Organizá tus finanzas personales para alcanzar tus objetivos en 2021.

Barajar y dar de nuevo. Después de un año, diferente, y quizá algo desordenado, llegó la hora de hacer un parate, ordenar tus finanzas personales y planificar de cara al 2021.

¿Estás pensando en cambiar el auto?  ¿Hacer arreglos en casa? ¿Quizá comprarte una notebook o cambiar el teléfono? ¿Una moto para trasladarte con libertad?

Todos estos proyectos requieren un gasto de dinero y, para encararlos, lo primero que tenés que hacer es organizar tus finanzas personales. ¿Por dónde empezar? Analizá tus gastos:

  1. Dedicá tiempo a identificar todos tus gastos fijos.

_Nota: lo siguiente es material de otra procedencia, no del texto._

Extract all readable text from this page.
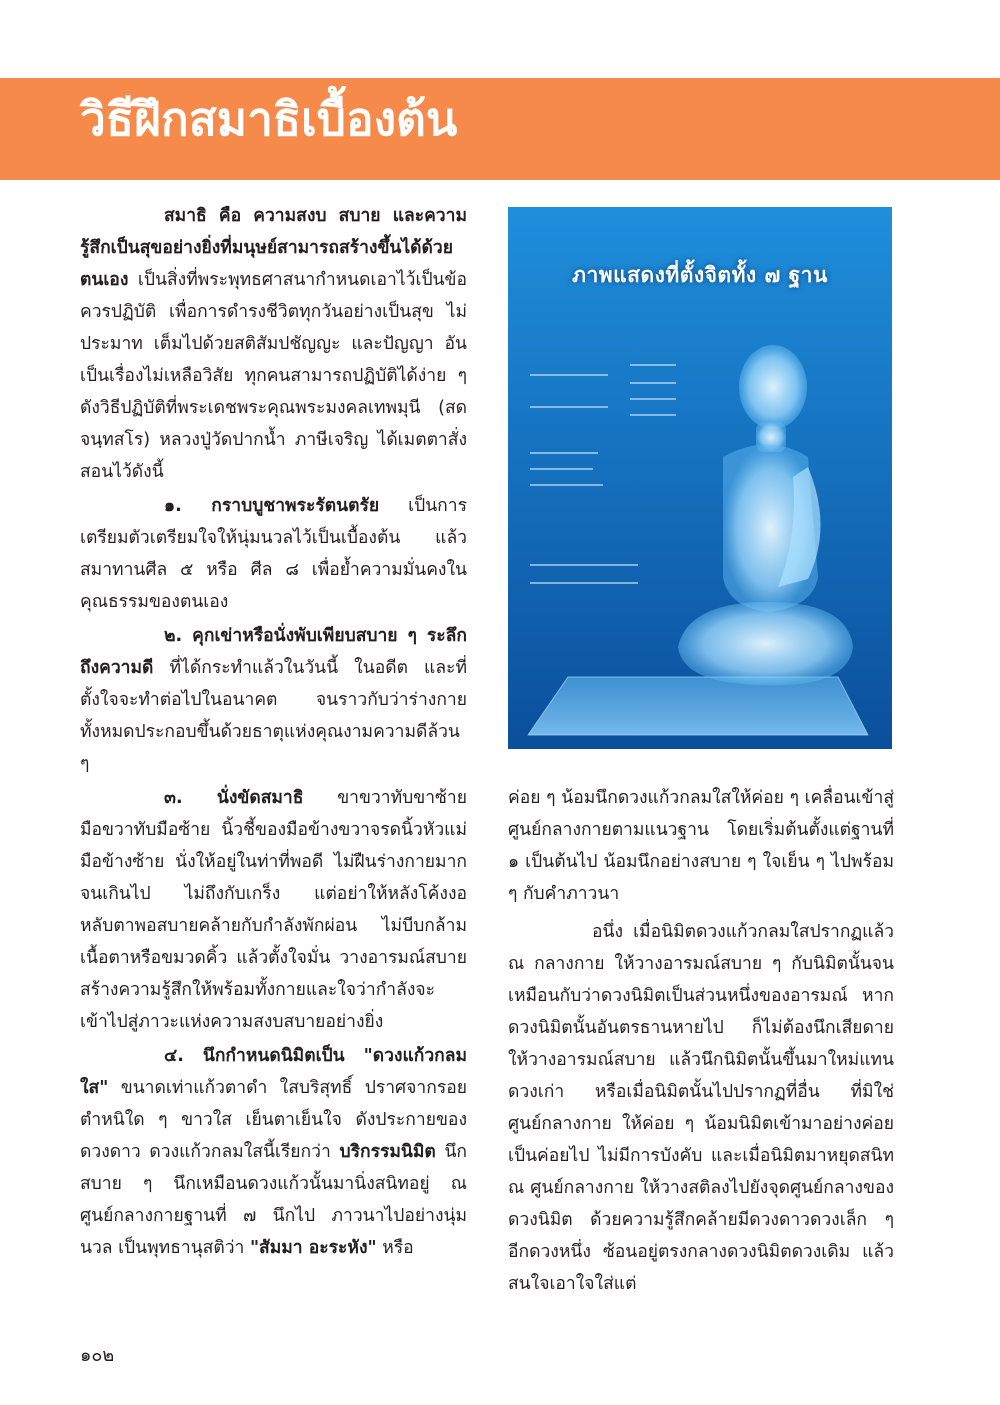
วิธีฝึกสมาธิเบื้องต้น

สมาธิ คือ ความสงบ สบาย และความรู้สึกเป็นสุขอย่างยิ่งที่มนุษย์สามารถสร้างขึ้นได้ด้วยตนเอง เป็นสิ่งที่พระพุทธศาสนากำหนดเอาไว้เป็นข้อควรปฏิบัติ เพื่อการดำรงชีวิตทุกวันอย่างเป็นสุข ไม่ประมาท เต็มไปด้วยสติสัมปชัญญะ และปัญญา อันเป็นเรื่องไม่เหลือวิสัย ทุกคนสามารถปฏิบัติได้ง่าย ๆ ดังวิธีปฏิบัติที่พระเดชพระคุณพระมงคลเทพมุนี (สด จนฺทสโร) หลวงปู่วัดปากน้ำ ภาษีเจริญ ได้เมตตาสั่งสอนไว้ดังนี้

๑. กราบบูชาพระรัตนตรัย เป็นการเตรียมตัวเตรียมใจให้นุ่มนวลไว้เป็นเบื้องต้น แล้วสมาทานศีล ๕ หรือ ศีล ๘ เพื่อย้ำความมั่นคงในคุณธรรมของตนเอง

๒. คุกเข่าหรือนั่งพับเพียบสบาย ๆ ระลึกถึงความดี ที่ได้กระทำแล้วในวันนี้ ในอดีต และที่ตั้งใจจะทำต่อไปในอนาคต จนราวกับว่าร่างกายทั้งหมดประกอบขึ้นด้วยธาตุแห่งคุณงามความดีล้วน ๆ

๓. นั่งขัดสมาธิ ขาขวาทับขาซ้าย มือขวาทับมือซ้าย นิ้วชี้ของมือข้างขวาจรดนิ้วหัวแม่มือข้างซ้าย นั่งให้อยู่ในท่าที่พอดี ไม่ฝืนร่างกายมากจนเกินไป ไม่ถึงกับเกร็ง แต่อย่าให้หลังโค้งงอ หลับตาพอสบายคล้ายกับกำลังพักผ่อน ไม่บีบกล้ามเนื้อตาหรือขมวดคิ้ว แล้วตั้งใจมั่น วางอารมณ์สบาย สร้างความรู้สึกให้พร้อมทั้งกายและใจว่ากำลังจะเข้าไปสู่ภาวะแห่งความสงบสบายอย่างยิ่ง

๔. นึกกำหนดนิมิตเป็น "ดวงแก้วกลมใส" ขนาดเท่าแก้วตาดำ ใสบริสุทธิ์ ปราศจากรอยตำหนิใด ๆ ขาวใส เย็นตาเย็นใจ ดังประกายของดวงดาว ดวงแก้วกลมใสนี้เรียกว่า บริกรรมนิมิต นึกสบาย ๆ นึกเหมือนดวงแก้วนั้นมานิ่งสนิทอยู่ ณ ศูนย์กลางกายฐานที่ ๗ นึกไป ภาวนาไปอย่างนุ่มนวล เป็นพุทธานุสติว่า "สัมมา อะระหัง" หรือ

ภาพแสดงที่ตั้งจิตทั้ง ๗ ฐาน

ค่อย ๆ น้อมนึกดวงแก้วกลมใสให้ค่อย ๆ เคลื่อนเข้าสู่ศูนย์กลางกายตามแนวฐาน โดยเริ่มต้นตั้งแต่ฐานที่ ๑ เป็นต้นไป น้อมนึกอย่างสบาย ๆ ใจเย็น ๆ ไปพร้อม ๆ กับคำภาวนา

อนึ่ง เมื่อนิมิตดวงแก้วกลมใสปรากฏแล้ว ณ กลางกาย ให้วางอารมณ์สบาย ๆ กับนิมิตนั้นจนเหมือนกับว่าดวงนิมิตเป็นส่วนหนึ่งของอารมณ์ หากดวงนิมิตนั้นอันตรธานหายไป ก็ไม่ต้องนึกเสียดาย ให้วางอารมณ์สบาย แล้วนึกนิมิตนั้นขึ้นมาใหม่แทนดวงเก่า หรือเมื่อนิมิตนั้นไปปรากฏที่อื่น ที่มิใช่ศูนย์กลางกาย ให้ค่อย ๆ น้อมนิมิตเข้ามาอย่างค่อยเป็นค่อยไป ไม่มีการบังคับ และเมื่อนิมิตมาหยุดสนิท ณ ศูนย์กลางกาย ให้วางสติลงไปยังจุดศูนย์กลางของดวงนิมิต ด้วยความรู้สึกคล้ายมีดวงดาวดวงเล็ก ๆ อีกดวงหนึ่ง ซ้อนอยู่ตรงกลางดวงนิมิตดวงเดิม แล้วสนใจเอาใจใส่แต่

๑๐๒
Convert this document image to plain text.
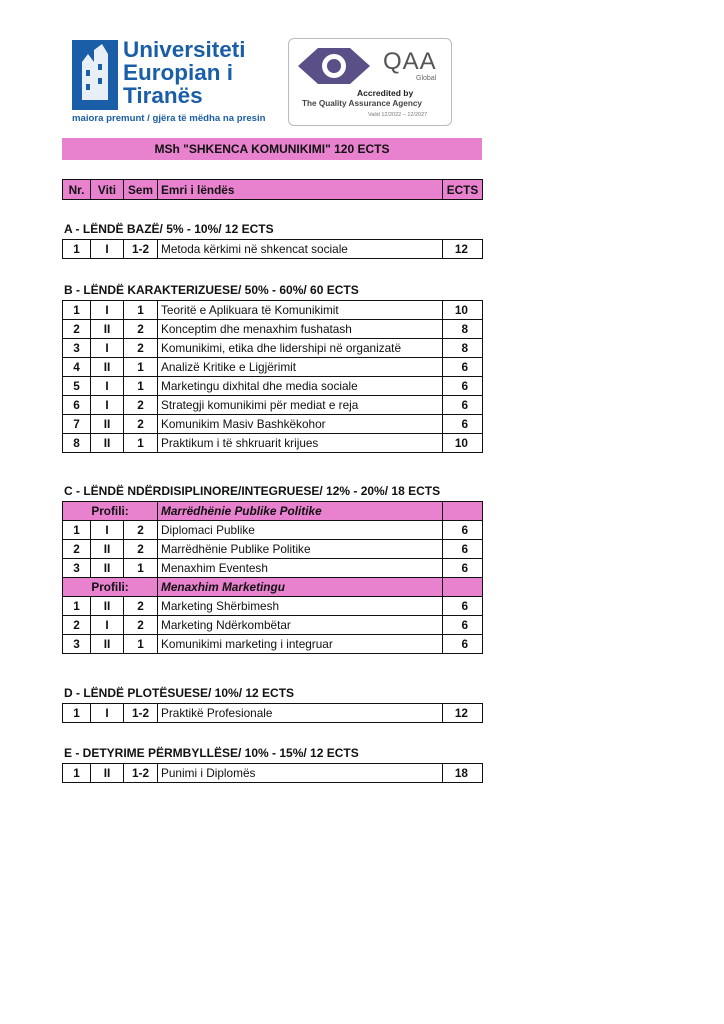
Universiteti
Europian i
Tiranës
maiora premunt / gjëra të mëdha na presin
QAA
Global
Accredited by
The Quality Assurance Agency
Valid 12/2022 – 12/2027
MSh "SHKENCA KOMUNIKIMI" 120 ECTS
Nr.	Viti	Sem	Emri i lëndës	ECTS
A - LËNDË BAZË/ 5% - 10%/ 12 ECTS
1	I	1-2	Metoda kërkimi në shkencat sociale	12
B - LËNDË KARAKTERIZUESE/ 50% - 60%/ 60 ECTS
1	I	1	Teoritë e Aplikuara të Komunikimit	10
2	II	2	Konceptim dhe menaxhim fushatash	8
3	I	2	Komunikimi, etika dhe lidershipi në organizatë	8
4	II	1	Analizë Kritike e Ligjërimit	6
5	I	1	Marketingu dixhital dhe media sociale	6
6	I	2	Strategji komunikimi për mediat e reja	6
7	II	2	Komunikim Masiv Bashkëkohor	6
8	II	1	Praktikum i të shkruarit krijues	10
C - LËNDË NDËRDISIPLINORE/INTEGRUESE/ 12% - 20%/ 18 ECTS
Profili:			Marrëdhënie Publike Politike	
1	I	2	Diplomaci Publike	6
2	II	2	Marrëdhënie Publike Politike	6
3	II	1	Menaxhim Eventesh	6
Profili:			Menaxhim Marketingu	
1	II	2	Marketing Shërbimesh	6
2	I	2	Marketing Ndërkombëtar	6
3	II	1	Komunikimi marketing i integruar	6
D - LËNDË PLOTËSUESE/ 10%/ 12 ECTS
1	I	1-2	Praktikë Profesionale	12
E - DETYRIME PËRMBYLLËSE/ 10% - 15%/ 12 ECTS
1	II	1-2	Punimi i Diplomës	18
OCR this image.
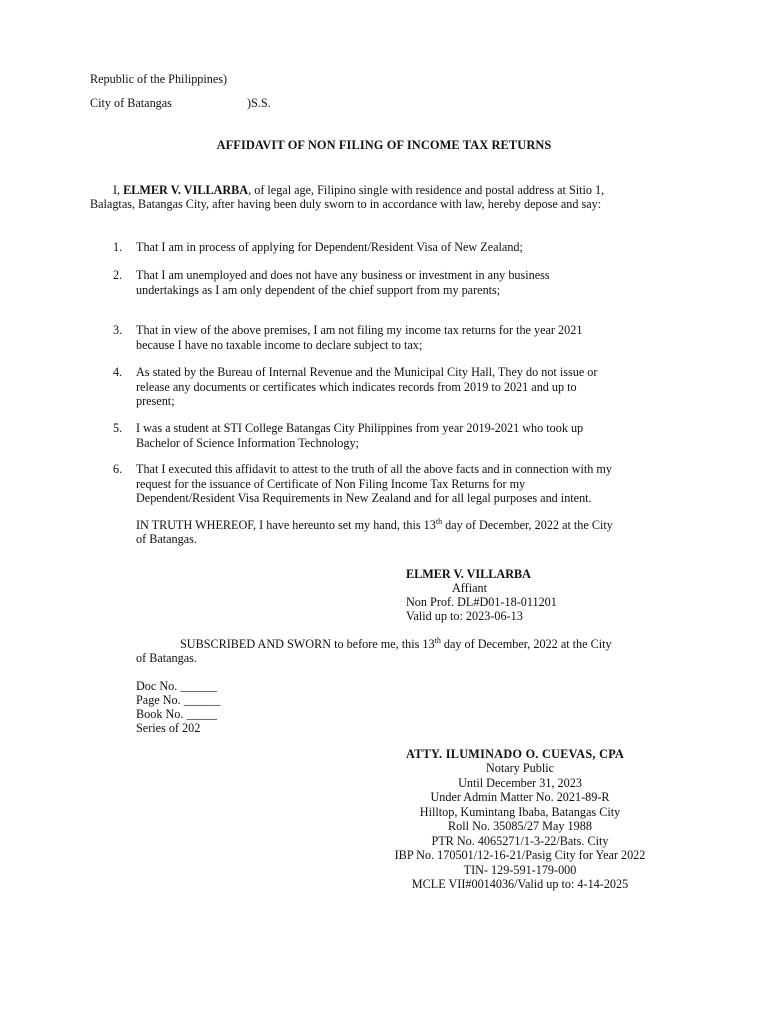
Republic of the Philippines)
City of Batangas	)S.S.
AFFIDAVIT OF NON FILING OF INCOME TAX RETURNS
I, ELMER V. VILLARBA, of legal age, Filipino single with residence and postal address at Sitio 1,
Balagtas, Batangas City, after having been duly sworn to in accordance with law, hereby depose and say:
1. That I am in process of applying for Dependent/Resident Visa of New Zealand;
2. That I am unemployed and does not have any business or investment in any business
undertakings as I am only dependent of the chief support from my parents;
3. That in view of the above premises, I am not filing my income tax returns for the year 2021
because I have no taxable income to declare subject to tax;
4. As stated by the Bureau of Internal Revenue and the Municipal City Hall, They do not issue or
release any documents or certificates which indicates records from 2019 to 2021 and up to
present;
5. I was a student at STI College Batangas City Philippines from year 2019-2021 who took up
Bachelor of Science Information Technology;
6. That I executed this affidavit to attest to the truth of all the above facts and in connection with my
request for the issuance of Certificate of Non Filing Income Tax Returns for my
Dependent/Resident Visa Requirements in New Zealand and for all legal purposes and intent.
IN TRUTH WHEREOF, I have hereunto set my hand, this 13th day of December, 2022 at the City
of Batangas.
ELMER V. VILLARBA
Affiant
Non Prof. DL#D01-18-011201
Valid up to: 2023-06-13
SUBSCRIBED AND SWORN to before me, this 13th day of December, 2022 at the City
of Batangas.
Doc No. ______
Page No. ______
Book No. _____
Series of 202
ATTY. ILUMINADO O. CUEVAS, CPA
Notary Public
Until December 31, 2023
Under Admin Matter No. 2021-89-R
Hilltop, Kumintang Ibaba, Batangas City
Roll No. 35085/27 May 1988
PTR No. 4065271/1-3-22/Bats. City
IBP No. 170501/12-16-21/Pasig City for Year 2022
TIN- 129-591-179-000
MCLE VII#0014036/Valid up to: 4-14-2025
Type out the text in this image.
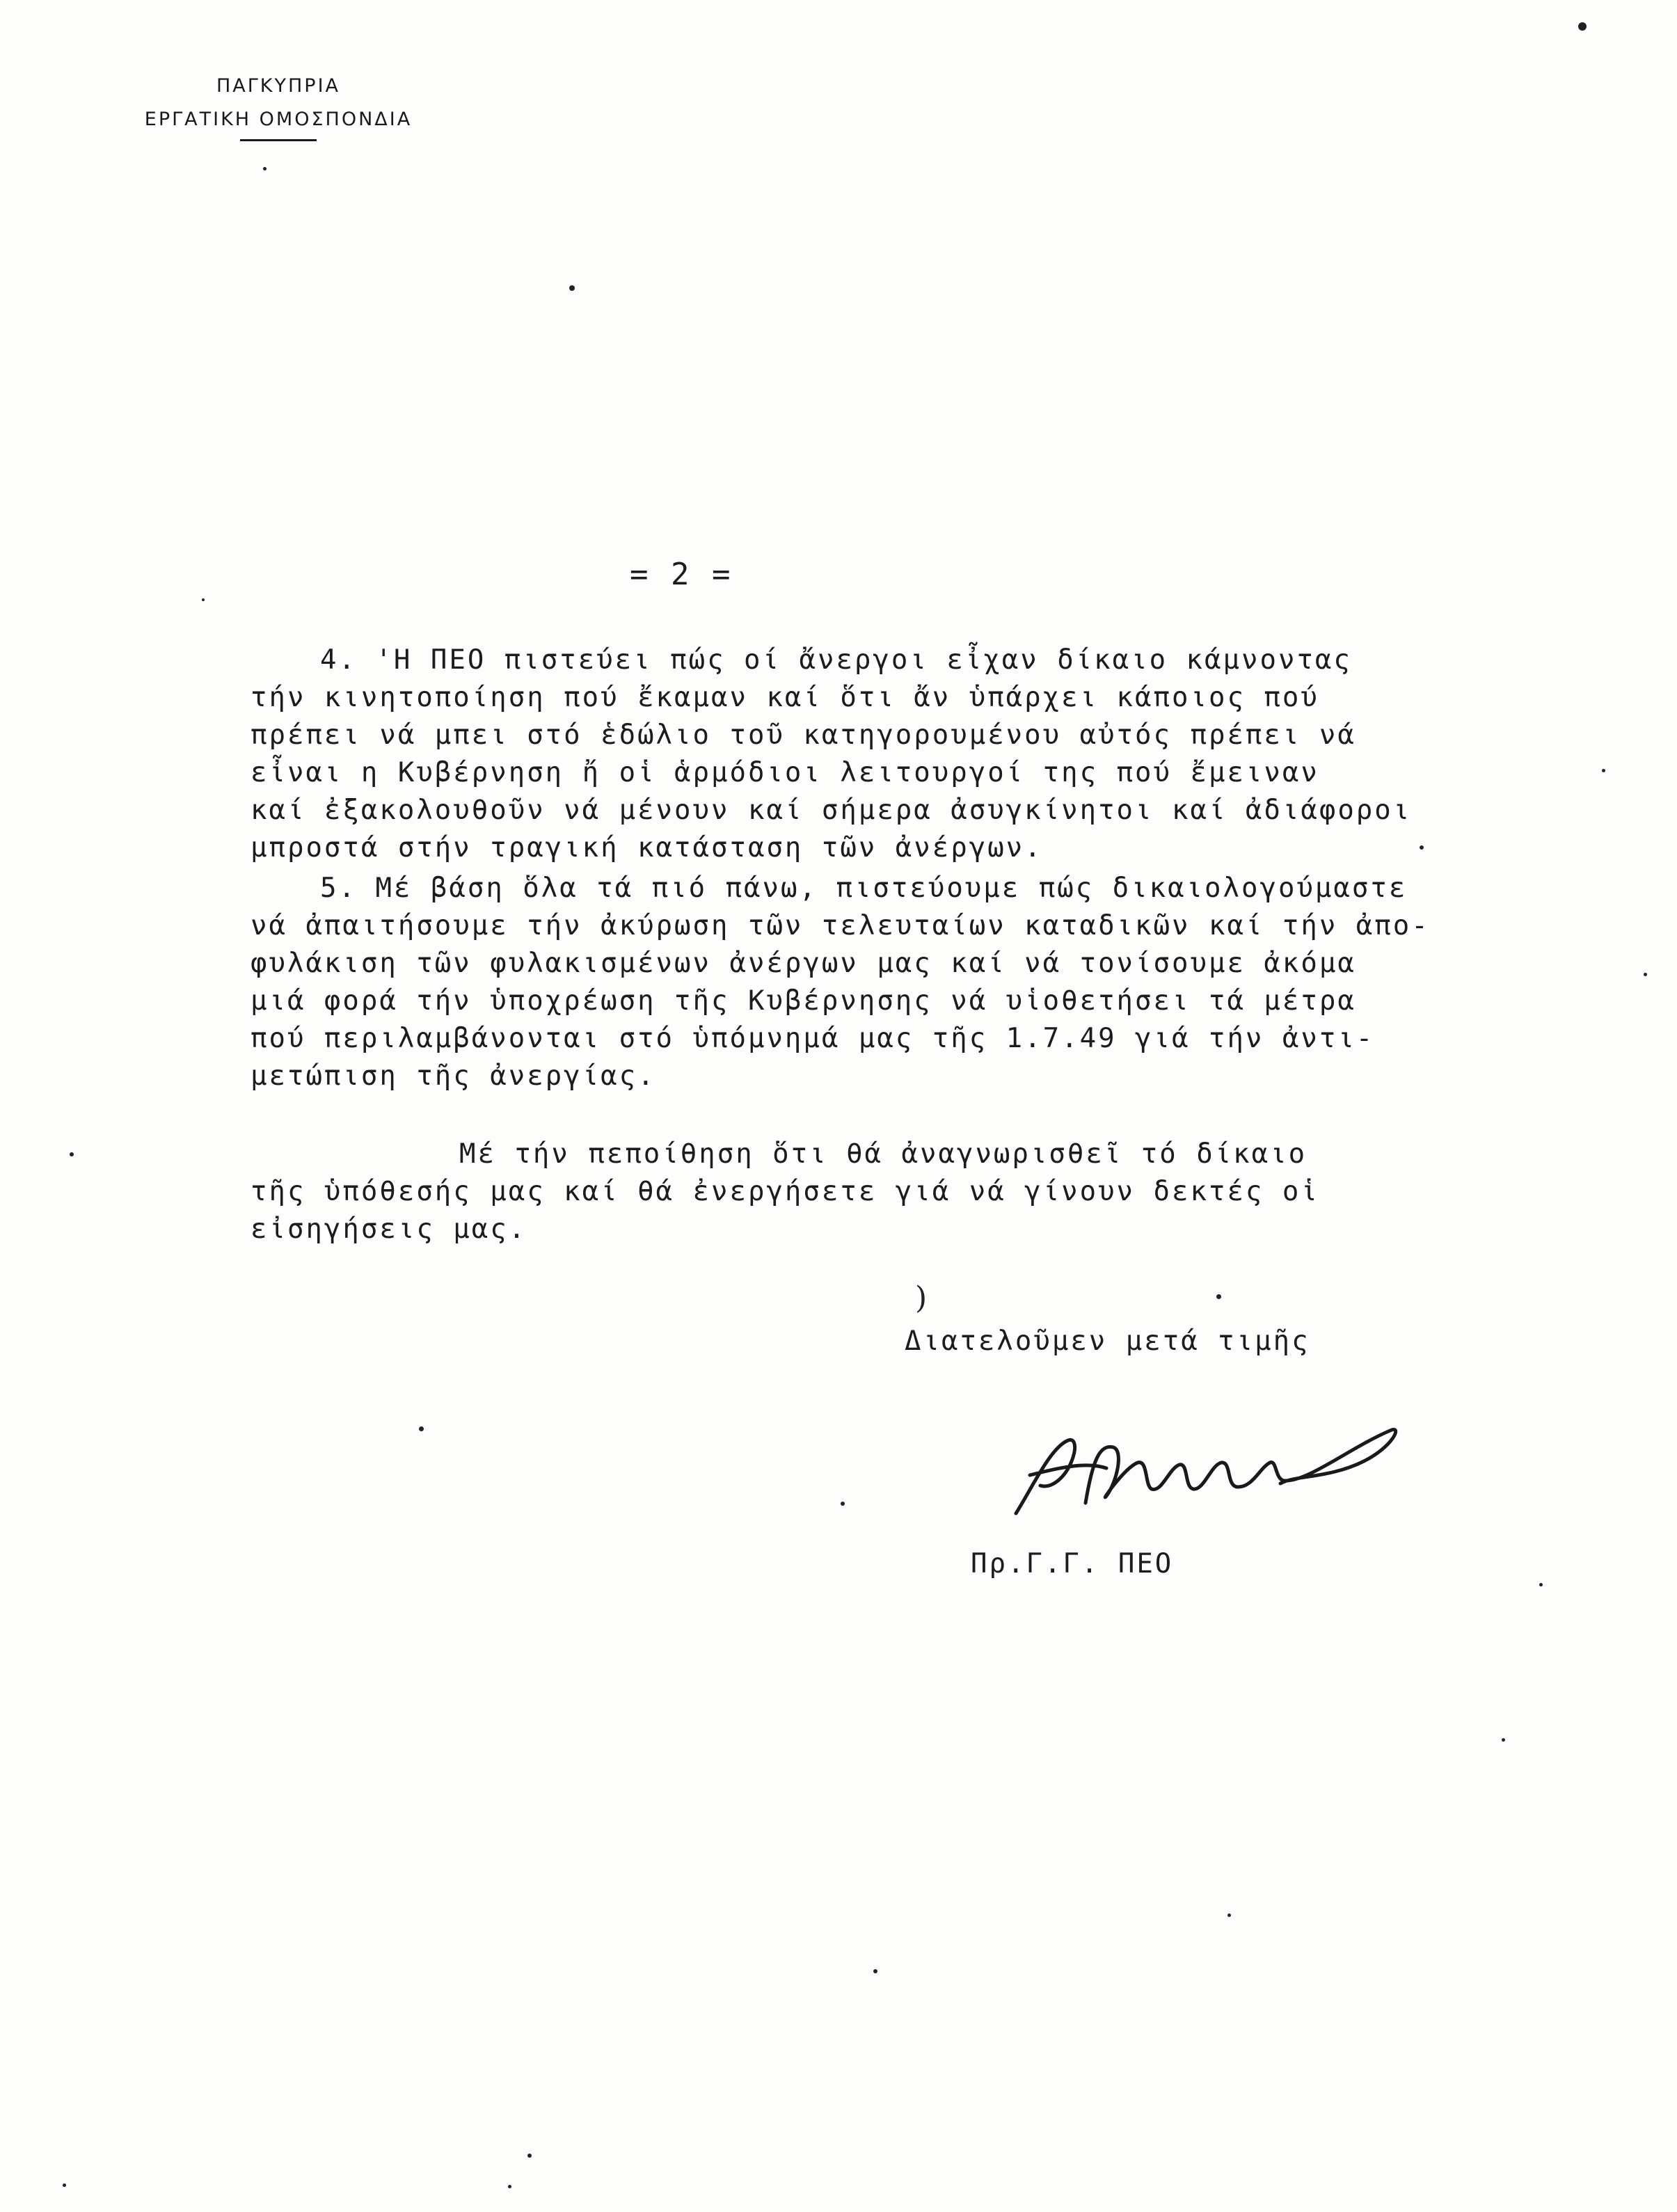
ΠΑΓΚΥΠΡΙΑ
ΕΡΓΑΤΙΚΗ ΟΜΟΣΠΟΝΔΙΑ
= 2 =
4. 'Η ΠΕΟ πιστεύει πώς οί ἄνεργοι εἶχαν δίκαιο κάμνοντας
τήν κινητοποίηση πού ἔκαμαν καί ὅτι ἄν ὑπάρχει κάποιος πού
πρέπει νά μπει στό ἑδώλιο τοῦ κατηγορουμένου αὐτός πρέπει νά
εἶναι η Κυβέρνηση ἤ οἱ ἁρμόδιοι λειτουργοί της πού ἔμειναν
καί ἐξακολουθοῦν νά μένουν καί σήμερα ἀσυγκίνητοι καί ἀδιάφοροι
μπροστά στήν τραγική κατάσταση τῶν ἀνέργων.
5. Μέ βάση ὅλα τά πιό πάνω, πιστεύουμε πώς δικαιολογούμαστε
νά ἀπαιτήσουμε τήν ἀκύρωση τῶν τελευταίων καταδικῶν καί τήν ἀπο-
φυλάκιση τῶν φυλακισμένων ἀνέργων μας καί νά τονίσουμε ἀκόμα
μιά φορά τήν ὑποχρέωση τῆς Κυβέρνησης νά υἱοθετήσει τά μέτρα
πού περιλαμβάνονται στό ὑπόμνημά μας τῆς 1.7.49 γιά τήν ἀντι-
μετώπιση τῆς ἀνεργίας.
Μέ τήν πεποίθηση ὅτι θά ἀναγνωρισθεῖ τό δίκαιο
τῆς ὑπόθεσής μας καί θά ἐνεργήσετε γιά νά γίνουν δεκτές οἱ
εἰσηγήσεις μας.
)
Διατελοῦμεν μετά τιμῆς
Πρ.Γ.Γ. ΠΕΟ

Enumeralos en una planilla por (cuanto más detallada mejor). Por ejemplo;  tarjetas de crédito, alquiler, pago de servicios, cuotas de créditos o préstamos personales, gastos de alimentos, educación, vacaciones, salidas, etc.
  2. ¡Controlá los vencimientos de tus facturas! Pagar a tiempo te evita acumular intereses por atraso y suspensiones de servicio.
  3. Incorpora tus gastos cotidianos al presupuesto. Son todos esos gastos que no son fijos pero se llevan parte de tus ingresos: movilidad, comidas o snacks, regalos, compras excepcionales (y sus cuotas si las hay), etc.
  4. Compará tus ingresos y tus egresos.
    Una vez que hayas identificado y listado todos tus gastos, sumalos y comparalos con tus ingresos mensuales.

Ser consciente y visibilizar tus gastos es el paso más importante. Sincerate e incorporá  todos los detalles.

Si tus gastos no superan tus ingresos, venís bien. Tenés capacidad de ahorro y, el potencial para, eventualmente,  invertir o hacer buen uso de ese dinero.

 

¿Pero qué pasa cuando tus gastos son superiores a tus ingresos? ¿cómo lo solucionás?
Gastar más de lo que ganás, sin control no es viable por mucho tiempo llega un momento en el que las deudas y cuotas de tarjeta empiezan a crecer sin control.

Te recomendamos:

  • Minimizar el uso de tus tarjetas de crédito. Ni hablar de las cuotas. Usar esta vía de financiación suele resultar en la acumulación descontrolada de cuotas, con intereses altísimos que te llevan directamente al veraz arruinando tu perfil crediticio,  y tus posibilidades de solicitar tarjetas y otros productos financieros.
  • No recurrir al pago mínimo de tus tarjetas. Aunque mucha gente apela a este recurso para financiar sus deudas, se trata de una solución a cortísimo plazo que solo sirve para hacer la deuda cada vez más grande gracias a los altísimos intereses que las tarjetas aplican mes a mes.
  • Llevar un minucioso control sobre los gastos hormiga. Son los “enemigos invisibles” de tus finanzas personales, poco a poco, pueden llevarse un alto porcentaje de tus ingresos sin que te des cuenta.
  • Identificar los gastos que podés reducir. ¡Y eliminalos (o, al menos, limitalos al máximo)!
  • Fijar objetivos claros para tu presupuesto. Una herramienta habitual para fijar objetivos de tus gastos es la regla 50/30/20. ¿Qué dice? Destiná el 50% de tus ingresos a gastos, el 30% a hobbies y ocio y el 20% restante para ahorro. Al principio es difícil, pero de a poco lo podés ir logrando. La conducta es clave.
  • No recurrir al pago mínimo de tus tarjetas. Aunque mucha gente apela a este recurso para financiar sus deudas, se trata de una solución a cortísimo plazo que solo sirve para hacer la deuda cada vez más grande gracias a los altísimos intereses que las tarjetas aplican mes a mes.
  • Consolidar tu deuda: Cuando tus deudas se acumulan y perdés control de tus finanzas, lo más conveniente puede ser unificar todos los pagos en un solo compromiso, a través de un préstamo personal. Los préstamos personales ofrecen plazos más largos, menores tasas y cuotas más bajas que las tarjetas o créditos bancarios que te van a ahorrar problemas y dinero.

Existen distintas opciones de préstamos de acuerdo a tu perfil y necesidad. La clave, como dijimos al principio de la nota, es siempre organizarse y planificar el pago de las cuotas de acuerdo a tus ingresos y posibilidades.  Además, los requerimientos para acceder a un préstamo personal son más holgadas que las de un crédito bancario y, hoy en día, existen opciones que te permiten acceder a un préstamo de forma simple a través de una gestión 100% online.